Ryan Bonfiglio '01 arrived on campus as a freshman with one thing on his mind: winning. He was a wrestler and a scholar, and he wanted to prove his mettle.
And then he realized he was "surrounded by 4,500 other people who were just as talented as me."
Pretty soon, "questions came up: if I wasn't the best student or the best athlete, then what was I?"
Enter Athletes in Action (AIA), an evangelical Christian fellowship Bonfiglio joined as a sophomore. After attending training camps and internships, seminars and fellowships, what began as a "new social option" became his calling.
Now, Bonfiglio is back on campus as director of AIA, providing a Christian resource for students who need one.
Bonfiglio is one of a number of alumni whose lives at Princeton and beyond have been transformed by evangelical fellowships.
There are at least six such fellowships on campus, including AIA, Princeton Evangelical Fellowship (PEF), Agape, Manna, Crossroads and Impact.
These nondenominational groups serve Christian students through weekly fellowship meetings, bible studies, social events, community service opportunities and individual consultations with staff.
Although the fellowships all draw from the same pool of students, each targets a slightly different audience.
"Different personalities are expressed in our large group meetings — different styles of worship, teaching, everything," Agape president Randy Beard '05 said. "The goal is for each ministry to take its strengths, its personality to attract a different group of people."
Instead of competing for members, the various groups cooperate with each other, holding inter-fellowship services for Christmas and Easter and coordinating joint community service projects.
"We're all playing for the same team, when it comes down to it," Beard said. "Competition would be stupid."
A Christian wrestler

For AIA, athletes are the target audience — a good match for Bonfiglio, a former wrestling star who is now assistant wrestling coach as well as AIA director.
When he first came to Princeton, Bonfiglio said he had "no religious experience," and he focused his freshman year on his sport. As a sophomore, however, he followed a friend's suggestion and joined a men's bible study hosted by AIA.
"It sounded interesting," he said.
Bonfiglio soon became an active member of the group and decided to attend a week-long camp run by AIA in Colorado.

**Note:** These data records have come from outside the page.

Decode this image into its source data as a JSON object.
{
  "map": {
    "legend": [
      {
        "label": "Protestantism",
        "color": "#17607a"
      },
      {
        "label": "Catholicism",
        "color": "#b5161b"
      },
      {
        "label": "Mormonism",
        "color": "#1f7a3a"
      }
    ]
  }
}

At the camp, he said he realized he had an unhealthy attitude toward wrestling.
"I had just become Christian, but I still had attitudes that were not Christian," he said. "I left my Christianity up-campus when I went to Jadwin."
AIA taught him that "if you lose, you lose as an athlete, but not as a person," he said. "Truths about faith are unaffected by a loss on the mat."

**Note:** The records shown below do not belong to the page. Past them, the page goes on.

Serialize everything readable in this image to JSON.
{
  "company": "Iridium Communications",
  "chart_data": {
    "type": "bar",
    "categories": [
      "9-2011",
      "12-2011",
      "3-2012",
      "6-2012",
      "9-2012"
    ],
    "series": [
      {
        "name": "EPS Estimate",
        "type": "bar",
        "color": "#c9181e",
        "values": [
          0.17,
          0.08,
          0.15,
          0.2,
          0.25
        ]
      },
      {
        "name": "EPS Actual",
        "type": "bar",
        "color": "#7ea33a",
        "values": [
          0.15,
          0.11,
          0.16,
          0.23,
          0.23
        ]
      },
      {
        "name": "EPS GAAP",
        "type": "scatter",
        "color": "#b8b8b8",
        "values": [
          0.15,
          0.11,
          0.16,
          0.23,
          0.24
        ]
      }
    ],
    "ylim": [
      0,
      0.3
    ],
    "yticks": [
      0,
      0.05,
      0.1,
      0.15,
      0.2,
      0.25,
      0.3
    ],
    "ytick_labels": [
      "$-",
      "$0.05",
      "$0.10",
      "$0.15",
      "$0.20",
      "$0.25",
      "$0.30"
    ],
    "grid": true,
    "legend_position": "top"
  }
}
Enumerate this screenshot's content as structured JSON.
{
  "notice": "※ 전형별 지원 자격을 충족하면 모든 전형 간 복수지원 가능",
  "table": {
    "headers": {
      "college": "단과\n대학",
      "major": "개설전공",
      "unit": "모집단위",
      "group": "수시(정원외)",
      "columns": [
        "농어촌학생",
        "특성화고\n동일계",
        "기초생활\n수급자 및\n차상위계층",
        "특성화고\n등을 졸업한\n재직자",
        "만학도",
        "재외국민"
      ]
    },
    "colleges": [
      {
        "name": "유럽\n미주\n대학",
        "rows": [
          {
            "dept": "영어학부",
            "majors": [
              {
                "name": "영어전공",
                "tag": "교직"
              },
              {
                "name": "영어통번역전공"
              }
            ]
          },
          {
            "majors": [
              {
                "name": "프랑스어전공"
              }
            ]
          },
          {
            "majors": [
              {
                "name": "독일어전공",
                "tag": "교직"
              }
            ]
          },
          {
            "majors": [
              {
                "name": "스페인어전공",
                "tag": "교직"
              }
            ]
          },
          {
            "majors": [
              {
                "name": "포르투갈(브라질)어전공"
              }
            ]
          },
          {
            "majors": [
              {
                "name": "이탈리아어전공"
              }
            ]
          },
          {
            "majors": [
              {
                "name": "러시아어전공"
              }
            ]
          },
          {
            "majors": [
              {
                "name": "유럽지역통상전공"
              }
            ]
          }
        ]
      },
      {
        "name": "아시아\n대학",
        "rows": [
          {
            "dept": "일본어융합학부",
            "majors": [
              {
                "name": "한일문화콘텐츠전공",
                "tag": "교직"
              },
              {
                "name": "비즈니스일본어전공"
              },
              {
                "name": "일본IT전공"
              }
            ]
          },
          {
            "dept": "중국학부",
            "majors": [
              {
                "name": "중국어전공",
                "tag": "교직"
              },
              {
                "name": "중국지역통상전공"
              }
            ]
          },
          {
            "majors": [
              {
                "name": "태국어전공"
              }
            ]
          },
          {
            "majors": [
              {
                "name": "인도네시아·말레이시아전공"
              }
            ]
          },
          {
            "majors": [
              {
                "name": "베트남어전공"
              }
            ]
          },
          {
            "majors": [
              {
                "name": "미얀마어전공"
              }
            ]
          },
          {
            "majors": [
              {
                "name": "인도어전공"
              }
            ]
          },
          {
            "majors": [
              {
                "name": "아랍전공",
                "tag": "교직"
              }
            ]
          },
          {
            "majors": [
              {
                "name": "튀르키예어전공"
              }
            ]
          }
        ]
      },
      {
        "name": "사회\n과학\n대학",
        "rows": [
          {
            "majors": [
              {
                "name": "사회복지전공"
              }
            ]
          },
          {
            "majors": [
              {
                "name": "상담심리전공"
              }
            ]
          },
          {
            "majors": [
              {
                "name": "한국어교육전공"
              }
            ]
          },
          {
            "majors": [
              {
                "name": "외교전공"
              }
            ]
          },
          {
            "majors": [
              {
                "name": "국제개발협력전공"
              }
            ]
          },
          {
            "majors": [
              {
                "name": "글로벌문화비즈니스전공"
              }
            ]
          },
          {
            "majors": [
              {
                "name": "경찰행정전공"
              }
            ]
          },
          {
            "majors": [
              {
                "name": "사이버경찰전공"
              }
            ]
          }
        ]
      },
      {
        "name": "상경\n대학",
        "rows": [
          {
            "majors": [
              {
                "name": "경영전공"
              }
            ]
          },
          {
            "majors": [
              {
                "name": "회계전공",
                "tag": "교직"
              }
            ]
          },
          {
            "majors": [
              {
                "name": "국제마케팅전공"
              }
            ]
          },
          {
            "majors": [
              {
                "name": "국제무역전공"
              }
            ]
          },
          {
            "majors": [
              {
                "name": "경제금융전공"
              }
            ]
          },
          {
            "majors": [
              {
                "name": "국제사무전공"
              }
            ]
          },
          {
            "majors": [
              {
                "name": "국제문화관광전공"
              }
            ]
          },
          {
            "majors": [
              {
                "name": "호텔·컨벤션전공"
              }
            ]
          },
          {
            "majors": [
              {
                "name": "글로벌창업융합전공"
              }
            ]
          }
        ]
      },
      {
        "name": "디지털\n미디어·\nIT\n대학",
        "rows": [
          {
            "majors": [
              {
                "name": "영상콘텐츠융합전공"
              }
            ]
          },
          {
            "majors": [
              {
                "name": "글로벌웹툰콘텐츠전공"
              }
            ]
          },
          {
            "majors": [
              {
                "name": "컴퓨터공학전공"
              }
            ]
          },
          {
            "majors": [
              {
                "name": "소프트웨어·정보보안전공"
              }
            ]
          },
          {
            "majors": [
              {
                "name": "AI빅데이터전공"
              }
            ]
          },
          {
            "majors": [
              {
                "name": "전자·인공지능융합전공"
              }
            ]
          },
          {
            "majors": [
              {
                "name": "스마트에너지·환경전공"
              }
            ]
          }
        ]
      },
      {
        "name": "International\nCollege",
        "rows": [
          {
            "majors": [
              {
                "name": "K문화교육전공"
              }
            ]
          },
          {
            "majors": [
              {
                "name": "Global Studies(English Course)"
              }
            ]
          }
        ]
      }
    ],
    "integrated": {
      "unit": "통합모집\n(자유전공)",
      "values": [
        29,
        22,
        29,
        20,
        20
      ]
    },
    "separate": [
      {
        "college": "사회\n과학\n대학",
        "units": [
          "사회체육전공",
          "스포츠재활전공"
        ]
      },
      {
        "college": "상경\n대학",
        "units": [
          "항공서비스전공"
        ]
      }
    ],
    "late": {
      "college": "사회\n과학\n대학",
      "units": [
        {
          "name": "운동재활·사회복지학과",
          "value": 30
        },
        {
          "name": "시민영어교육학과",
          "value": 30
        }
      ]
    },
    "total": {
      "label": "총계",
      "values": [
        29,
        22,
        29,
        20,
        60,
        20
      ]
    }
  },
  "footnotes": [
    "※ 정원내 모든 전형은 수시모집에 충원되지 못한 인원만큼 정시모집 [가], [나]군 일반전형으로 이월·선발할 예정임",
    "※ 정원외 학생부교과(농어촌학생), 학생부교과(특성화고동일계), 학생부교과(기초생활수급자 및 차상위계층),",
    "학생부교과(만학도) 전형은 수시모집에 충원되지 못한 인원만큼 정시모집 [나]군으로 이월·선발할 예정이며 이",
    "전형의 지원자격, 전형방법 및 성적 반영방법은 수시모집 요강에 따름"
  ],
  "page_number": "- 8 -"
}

As a junior and senior, Bonfiglio kept up his interest in wrestling, serving as captain of the team. But he also became more engaged in AIA and by the time he graduated, he had decided to make religion a career.
After a year of AIA training at Yale University, Bonfiglio returned to Princeton to share his experiences with others. As director, he mentors students individually, coordinates fellowship meetings and community service projects and administrates the group.
"Being director is a great way of being on campus," he said.
20 years of service
Bonfiglio is not the only alumnus who has returned to Princeton to work with an evangelical fellowship.
The Reverend Bill Boyce '79 enrolled at Princeton as a newly-committed Christian, after becoming involved in the Christian outreach organization, Young Life, during high school. Although he said he had always attended church with his parents, "I was bored by it."
At Princeton, he immediately searched for a Christian group and was referred to PEF by a friend from his hometown, Dallas. The group quickly became his major extracurricular focus, and by senior year, he was a student leader.
Through PEF, he met his future wife, Debbie Boyce '79, who is now also on PEF's staff.
After graduation, Boyce spent two years in the New Jersey Treasury Department, and then returned home to attend the Dallas Theological Seminary. He was ordained in 1985.
At that time, Boyce said PEF staff members were "moving on" and he was offered the position of director, a position he has now held for almost twenty years.
"University students are at a wonderful moment in life, when they're asking really important questions, looking for answers, developing personal convictions," he said. "And it's wonderful to be with them and help them through that time. It's really a joy to be here."
From PR to PEF
Along with Bill and Debbie Boyce, PEF employs eight additional alumni staff members.
Their newest addition is Sharon Sampson '99.
Originally from Minnesota, Sampson was part of a churchgoing family and said she came to campus in search of a spiritual home.
She found this at PEF, where she was mentored by Debbie Boyce as part of the fellowship's one-on-one meetings.
"Involvement in PEF was hugely definitive in my college experience," she said. "This is where my faith was defined and refined."
After graduating as an English major, Sampson spent five years as a public relations executive in New York City, but said she had a "growing feeling of restlessness. I felt a disconnect with my work. I like to work with people. I didn't get to do that."
Last June, Sampson quit her job to "catch up on life." She began to write a novel and visit friends she had not seen in years.
All this was "tabled" at her fifth reunion, she said, when she saw Bill Boyce and discussed the possibility that she could return to Princeton and PEF.
"I had no intention of leaving New York," she said. But "the opportunity to give back was so compelling and enriching. I am loving getting to know the students."